Though the ruling is based on interpreting criminal law, it amounts to another strongly pro-free expression decision from the court under Chief Justice John Roberts.

The justices ordered a new trial for a Pennsylvania amusement park worker, Anthony Elonis, who began posting threatening message on Facebook in May 2010 after his wife left him.

"What Elonis thinks does matter," the court said. His conviction was based on how his messages would be understood by a reasonable person. Such a standard, the court said, "is a familiar feature of civil liability ... but is inconsistent with the conventional requirement for criminal conduct — awareness of some wrongdoing."

In October, one of his posts said, "There's one way to love you but a thousand ways to kill you. I'm not going to rest until your body is a mess, soaked in blood, and dying from all the little cuts."

After she got a restraining order, he wrote, "Put it in your pocket. Is it thick enough to stop a bullet?"

In November, two years before the mass killing at Sandy Hook, he wrote:

"Enough elementary schools in a ten mile radius to initiate the most heinous school shooting ever imagined."

Elonis was arrested in December 2010 and charged with violating a federal law that makes it a crime to transmit threats to injure someone else. He said he was kidding, imitating explicit rapper Eminem, but a jury convicted him.

His lawyer argued that the legal test for a true threat should be the intent of the person making the statement. But the Obama administration aruged that a message is illegal if a reasonable person would consider it threatening, regardless of what the sender intended.

A bomb threat, the Justice Department said, causes harm regardless of whether the sender means it or not.

 

This is a surprising stand by the Supreme Court but I do agree with them. The problem with the lower court's decision it is basically made it illegal to even joke you were going to mess someone up.
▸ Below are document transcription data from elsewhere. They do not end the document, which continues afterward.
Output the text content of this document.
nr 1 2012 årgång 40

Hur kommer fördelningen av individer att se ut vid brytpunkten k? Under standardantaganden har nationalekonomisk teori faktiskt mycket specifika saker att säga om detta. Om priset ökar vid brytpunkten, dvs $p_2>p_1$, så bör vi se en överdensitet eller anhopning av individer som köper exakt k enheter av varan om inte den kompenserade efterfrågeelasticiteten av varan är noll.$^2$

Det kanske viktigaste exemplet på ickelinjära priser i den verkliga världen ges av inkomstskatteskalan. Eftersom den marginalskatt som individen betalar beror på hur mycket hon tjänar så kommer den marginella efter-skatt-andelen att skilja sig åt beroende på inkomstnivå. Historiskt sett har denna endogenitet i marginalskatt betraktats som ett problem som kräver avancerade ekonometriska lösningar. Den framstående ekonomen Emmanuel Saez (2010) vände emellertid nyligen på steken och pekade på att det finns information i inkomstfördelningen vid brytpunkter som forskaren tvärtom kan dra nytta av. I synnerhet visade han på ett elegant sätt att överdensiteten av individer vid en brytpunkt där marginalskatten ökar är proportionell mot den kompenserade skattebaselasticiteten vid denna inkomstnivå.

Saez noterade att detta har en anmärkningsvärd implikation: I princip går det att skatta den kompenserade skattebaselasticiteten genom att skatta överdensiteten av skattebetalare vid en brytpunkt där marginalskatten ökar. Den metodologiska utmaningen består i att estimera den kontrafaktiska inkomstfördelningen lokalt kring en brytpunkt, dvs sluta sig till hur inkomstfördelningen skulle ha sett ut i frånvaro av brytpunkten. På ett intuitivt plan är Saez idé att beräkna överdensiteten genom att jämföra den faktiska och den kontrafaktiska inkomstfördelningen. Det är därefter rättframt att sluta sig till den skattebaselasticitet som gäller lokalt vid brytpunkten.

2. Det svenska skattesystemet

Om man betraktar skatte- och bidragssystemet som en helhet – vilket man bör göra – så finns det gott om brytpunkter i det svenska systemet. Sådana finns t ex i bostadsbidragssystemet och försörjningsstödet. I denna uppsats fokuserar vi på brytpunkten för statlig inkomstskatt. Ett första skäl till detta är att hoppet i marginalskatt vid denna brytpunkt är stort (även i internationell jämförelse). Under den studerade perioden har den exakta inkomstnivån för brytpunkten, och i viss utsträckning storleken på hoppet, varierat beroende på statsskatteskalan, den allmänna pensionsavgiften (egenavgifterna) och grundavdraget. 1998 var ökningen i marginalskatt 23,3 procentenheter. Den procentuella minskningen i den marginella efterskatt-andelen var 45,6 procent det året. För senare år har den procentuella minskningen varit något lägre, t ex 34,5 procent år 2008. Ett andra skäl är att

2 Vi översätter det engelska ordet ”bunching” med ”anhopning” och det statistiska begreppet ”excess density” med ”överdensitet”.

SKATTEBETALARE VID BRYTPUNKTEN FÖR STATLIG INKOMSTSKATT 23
So technically, you could take the transcripts from game chat, and accuse someone of threatening you bodily harm. Because of the lower court's decision, really it did not matter what the context of the message was, you were guilty of a federal crime.

This was essentially Pandora's box opening. Luckily the supreme court has closed this lid to Pandora's box.

 

While I agree people should be stopped from threatening people online in a real sense, it is important the law accommodate the context in which something is said. Otherwise, anyone who games in an FPS for instance and likes to get vocal could be guilty of a federal crime.